(Invited) Tailoring Graphene for Spintronics

Abstract

The development of graphene spintronic devices requires that, in addition to its capability to passively transmit spins over long distances, new magnetic functionalities are incorporated to graphene. By growing epitaxially graphene on single crystal metal surfaces under UHV conditions [1] and either adsorbing molecules on it or intercalating heavy atoms below it, long range magnetic order or giant spin-orbit coupling, respectively, can be added to graphene. i) Achieving long range magnetic order by a monolayer of electron acceptor molecules adsorbed on graphene /Ru(0001). Epitaxial graphene is spontaneously nanostructured forming an hexagonal array of 100 pm high nanodomes with a periodicity of 3 nm [2]. Cryogenic Scanning Tunnelling Microscopy (STM) and Spectroscopy and DFT simulations show that TCNQ molecules deposited on gr/Ru(0001) acquire charge from the (doped) substrate and develop a sizeable magnetic moment revealed by a prominent Kondo resonance. The molecular monolayer self-assembled on graphene develops spatially-extended spin-split electronic bands. The predicted spin alignment in the ground state is visualized by spin-polarized STM at 4.6 K [3]. The system shows promising perspectives to become an effective graphene-based spin filter device. ii) Introducing a giant spin-orbit interaction on graphene/Ir(111) by intercalation of Pb.

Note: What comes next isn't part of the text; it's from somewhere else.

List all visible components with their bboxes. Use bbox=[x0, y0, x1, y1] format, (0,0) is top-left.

The intercalation of an ordered array of Pb atoms below graphene results in a series of sharp pseudo-Landau levels in the differential conductance revealed by STS at 4.6 K. The vicinity of Pb enhances by four orders of magnitude the, usually negligible, spin-orbit interaction of graphene. The spatial variation of the spin-orbit coupling creates a pseudo-magnetic field that originates the observed pseudo-Landau levels [4]. This may allow the processing and controlled manipulation of spins in graphene.